The next thing we want to target individual buildings instead of merely drawing a large box around a zone. We can find all buildings that intersect a zone using st_intersects.

select * from supermarket_zones inner join buildings on st_intersects(supermarket_zones.zone, buildings.geom) where buildings.subarea='City of Portland'

screen shot 2014-05-24 at 11 42 14 am

Finally, we want to group identical geometries, sum the score and stuff the target buildings into a new table. We don’t necessarily need to add the target buildings to a new table, but continuously running these queries across the entire building set can be slow.

select sum(score) as rank, gid, geom into target_homes from target_buildings group by 2, 3;

Here’s what everything looks like combined which can be run using psql -f score-buildings.sql -d portland.

Styling the results

Mapbox has a great crash course on TileMill.
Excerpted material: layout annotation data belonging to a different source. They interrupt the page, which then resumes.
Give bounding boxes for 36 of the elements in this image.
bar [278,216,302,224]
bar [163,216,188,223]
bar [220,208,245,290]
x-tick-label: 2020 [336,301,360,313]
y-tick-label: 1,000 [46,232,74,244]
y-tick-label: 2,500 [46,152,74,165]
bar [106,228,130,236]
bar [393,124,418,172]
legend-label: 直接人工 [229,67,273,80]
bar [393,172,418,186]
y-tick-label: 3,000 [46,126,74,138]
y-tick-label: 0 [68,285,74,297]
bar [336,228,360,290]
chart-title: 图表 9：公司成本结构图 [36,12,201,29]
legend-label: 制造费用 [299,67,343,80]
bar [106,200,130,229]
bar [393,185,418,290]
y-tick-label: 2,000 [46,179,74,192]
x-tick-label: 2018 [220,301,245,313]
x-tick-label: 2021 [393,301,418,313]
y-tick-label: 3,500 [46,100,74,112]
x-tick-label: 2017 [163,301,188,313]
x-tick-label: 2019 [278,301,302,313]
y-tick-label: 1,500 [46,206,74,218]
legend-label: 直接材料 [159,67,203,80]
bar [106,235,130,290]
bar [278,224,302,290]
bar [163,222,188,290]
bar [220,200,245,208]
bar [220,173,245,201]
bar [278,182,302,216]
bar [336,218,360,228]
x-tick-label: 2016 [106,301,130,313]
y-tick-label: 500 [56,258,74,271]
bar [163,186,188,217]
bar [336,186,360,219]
I highly recommend you check it out if you’re unfamiliar with it.

The last major thing we need to do is to visualize the results on a map. For this, I’ll use the open source editor Tilemill by Mapbox. This step is pretty straight forward since we’ve already done the hard work of extracting and scoring the buildings we’re interested in. We only need to supply Tilemill with the name of the table we stored our target homes in.

screen shot 2014-05-24 at 11 54 05 am

Finally, let’s fill each building with a color based on its score using CartoCSS.

#homes {
  [rank >= 5] {
    polygon-fill: #ea97ca;
  }

  [rank >= 10] {
    polygon-fill: #3581ac;  
  }

  [rank >= 15] {
    polygon-fill: #4dac26;
  }

   [rank >= 20] {
    polygon-fill: #a9bb29;
  }
}

We can add more layers to help give some context to our results. Here’s what I ended up with after adding layers for rail lines, rail stops and supermarkets.

screen shot 2014-05-24 at 12 04 49 pm

And that’s it. Now I have a good idea of locations I can check out in my quest to find a house nearby a supermarket and rail line. Nothing like quickly grabbing a beer for a backyard barbecue and a little game of basketball. And hey, when the Trail Blazers play? I’ll just walk a few blocks and hop on the MAX.